Seventy-two spine surgery patients were studied. A 16-row multidetector computed tomography was performed before and 3 d after the surgery. Patients with a history of cerebral vascular accident or arterial thrombotic episode or pre-surgical asymptomatic PE or DVT were excluded. Plasma levels of soluble fibrin monomer complex, D-dimer, plasminogen activator inhibitor type-1 (PAI-1), and white blood cell and platelet counts were measured preoperatively and postoperatively at days 1, 3, and 7.

RESULTS

No patient developed symptomatic post-surgical VTE. Six patients with asymptomatic PE and six with asymptomatic DVT were detected post-surgery, including one patient with both. D-dimer postoperatively at days 3 and 7 was significantly higher in the post-op PE group than in the no-PE group.
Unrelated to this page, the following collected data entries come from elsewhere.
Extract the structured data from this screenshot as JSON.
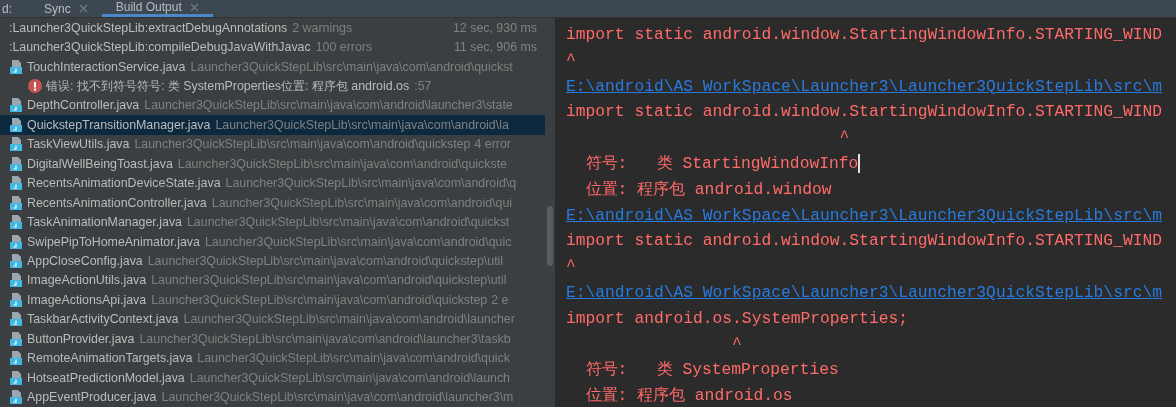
{
  "tabs": [
    {
      "label": "d:",
      "selected": false,
      "closable": false
    },
    {
      "label": "Sync",
      "selected": false,
      "closable": true
    },
    {
      "label": "Build Output",
      "selected": true,
      "closable": true
    }
  ],
  "build_tree": [
    {
      "kind": "task",
      "selected": false,
      "name": ":Launcher3QuickStepLib:extractDebugAnnotations",
      "summary": "2 warnings",
      "time": "12 sec, 930 ms"
    },
    {
      "kind": "task",
      "selected": false,
      "name": ":Launcher3QuickStepLib:compileDebugJavaWithJavac",
      "summary": "100 errors",
      "time": "11 sec, 906 ms"
    },
    {
      "kind": "file",
      "selected": false,
      "name": "TouchInteractionService.java",
      "path": "Launcher3QuickStepLib\\src\\main\\java\\com\\android\\quickst",
      "children": [
        {
          "kind": "error",
          "selected": false,
          "name": "错误: 找不到符号符号:   类 SystemProperties位置: 程序包 android.os",
          "line": ":57"
        }
      ]
    },
    {
      "kind": "file",
      "selected": false,
      "name": "DepthController.java",
      "path": "Launcher3QuickStepLib\\src\\main\\java\\com\\android\\launcher3\\state"
    },
    {
      "kind": "file",
      "selected": true,
      "name": "QuickstepTransitionManager.java",
      "path": "Launcher3QuickStepLib\\src\\main\\java\\com\\android\\la"
    },
    {
      "kind": "file",
      "selected": false,
      "name": "TaskViewUtils.java",
      "path": "Launcher3QuickStepLib\\src\\main\\java\\com\\android\\quickstep",
      "summary": "4 error"
    },
    {
      "kind": "file",
      "selected": false,
      "name": "DigitalWellBeingToast.java",
      "path": "Launcher3QuickStepLib\\src\\main\\java\\com\\android\\quickste"
    },
    {
      "kind": "file",
      "selected": false,
      "name": "RecentsAnimationDeviceState.java",
      "path": "Launcher3QuickStepLib\\src\\main\\java\\com\\android\\q"
    },
    {
      "kind": "file",
      "selected": false,
      "name": "RecentsAnimationController.java",
      "path": "Launcher3QuickStepLib\\src\\main\\java\\com\\android\\qui"
    },
    {
      "kind": "file",
      "selected": false,
      "name": "TaskAnimationManager.java",
      "path": "Launcher3QuickStepLib\\src\\main\\java\\com\\android\\quickst"
    },
    {
      "kind": "file",
      "selected": false,
      "name": "SwipePipToHomeAnimator.java",
      "path": "Launcher3QuickStepLib\\src\\main\\java\\com\\android\\quic"
    },
    {
      "kind": "file",
      "selected": false,
      "name": "AppCloseConfig.java",
      "path": "Launcher3QuickStepLib\\src\\main\\java\\com\\android\\quickstep\\util"
    },
    {
      "kind": "file",
      "selected": false,
      "name": "ImageActionUtils.java",
      "path": "Launcher3QuickStepLib\\src\\main\\java\\com\\android\\quickstep\\util"
    },
    {
      "kind": "file",
      "selected": false,
      "name": "ImageActionsApi.java",
      "path": "Launcher3QuickStepLib\\src\\main\\java\\com\\android\\quickstep",
      "summary": "2 e"
    },
    {
      "kind": "file",
      "selected": false,
      "name": "TaskbarActivityContext.java",
      "path": "Launcher3QuickStepLib\\src\\main\\java\\com\\android\\launcher"
    },
    {
      "kind": "file",
      "selected": false,
      "name": "ButtonProvider.java",
      "path": "Launcher3QuickStepLib\\src\\main\\java\\com\\android\\launcher3\\taskb"
    },
    {
      "kind": "file",
      "selected": false,
      "name": "RemoteAnimationTargets.java",
      "path": "Launcher3QuickStepLib\\src\\main\\java\\com\\android\\quick"
    },
    {
      "kind": "file",
      "selected": false,
      "name": "HotseatPredictionModel.java",
      "path": "Launcher3QuickStepLib\\src\\main\\java\\com\\android\\launch"
    },
    {
      "kind": "file",
      "selected": false,
      "name": "AppEventProducer.java",
      "path": "Launcher3QuickStepLib\\src\\main\\java\\com\\android\\launcher3\\m"
    }
  ],
  "console": [
    {
      "kind": "text",
      "text": "import static android.window.StartingWindowInfo.STARTING_WIND",
      "cursor": false
    },
    {
      "kind": "text",
      "text": "^",
      "cursor": false
    },
    {
      "kind": "link",
      "text": "E:\\android\\AS_WorkSpace\\Launcher3\\Launcher3QuickStepLib\\src\\m",
      "cursor": false
    },
    {
      "kind": "text",
      "text": "import static android.window.StartingWindowInfo.STARTING_WIND",
      "cursor": false
    },
    {
      "kind": "text",
      "text": "                            ^",
      "cursor": false
    },
    {
      "kind": "text",
      "text": "  符号:   类 StartingWindowInfo",
      "cursor": true
    },
    {
      "kind": "text",
      "text": "  位置: 程序包 android.window",
      "cursor": false
    },
    {
      "kind": "link",
      "text": "E:\\android\\AS_WorkSpace\\Launcher3\\Launcher3QuickStepLib\\src\\m",
      "cursor": false
    },
    {
      "kind": "text",
      "text": "import static android.window.StartingWindowInfo.STARTING_WIND",
      "cursor": false
    },
    {
      "kind": "text",
      "text": "^",
      "cursor": false
    },
    {
      "kind": "link",
      "text": "E:\\android\\AS_WorkSpace\\Launcher3\\Launcher3QuickStepLib\\src\\m",
      "cursor": false
    },
    {
      "kind": "text",
      "text": "import android.os.SystemProperties;",
      "cursor": false
    },
    {
      "kind": "text",
      "text": "                 ^",
      "cursor": false
    },
    {
      "kind": "text",
      "text": "  符号:   类 SystemProperties",
      "cursor": false
    },
    {
      "kind": "text",
      "text": "  位置: 程序包 android.os",
      "cursor": false
    }
  ]
}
PAI-1 preoperatively was significantly higher in the DVT and VTE groups than in the no-DVT and no-VTE groups.

CONCLUSIONS

Elevated D-dimer at postoperative days 3 and 7 is a predictive factor for the early diagnosis of PE after spine surgery. Moreover, elevated PAI-1 preoperatively is a predictive factor for the early diagnosis of DVT and VTE. Consequently, PE may occur through a pathway other than DVT.

摘要

引言

肺栓塞(PE)是脊柱手术后的一种死亡风险。许多研究表明,深静脉血栓形成(DVT)可能影响并实际上发展为PE,但很少有研究表明静脉血栓栓塞(VTE),包括PE和DVT,在脊柱手术后如何影响血液标志物。在本研究中,我们检查了低风险脊柱手术(即颈椎椎板成形术或腰椎椎板切除术)后发生PE或DVT时血液标志物的变化。

方法

对72例脊柱手术患者进行了研究。在手术前和手术后3天进行了16排多层螺旋CT检查。排除有脑血管意外或动脉血栓形成病史或术前无症状PE或DVT的患者。在术前以及术后第1、3和7天测量血浆可溶性纤维蛋白单体复合物、D-二聚体、纤溶酶原激活物抑制剂1型(PAI-1)水平以及白细胞和血小板计数。

结果

没有患者发生有症状的术后VTE。术后检测到6例无症状PE患者和6例无症状DVT患者,其中1例同时患有两者。术后第3天和第7天,术后PE组的D-二聚体显著高于无PE组。术前,DVT和VTE组的PAI-1显著高于无DVT和无VTE组。

结论

术后第3天和第7天D-二聚体升高是脊柱手术后PE早期诊断的预测因素。此外,术前PAI-1升高是DVT和VTE早期诊断的预测因素。因此,PE可能通过不同于DVT的途径发生。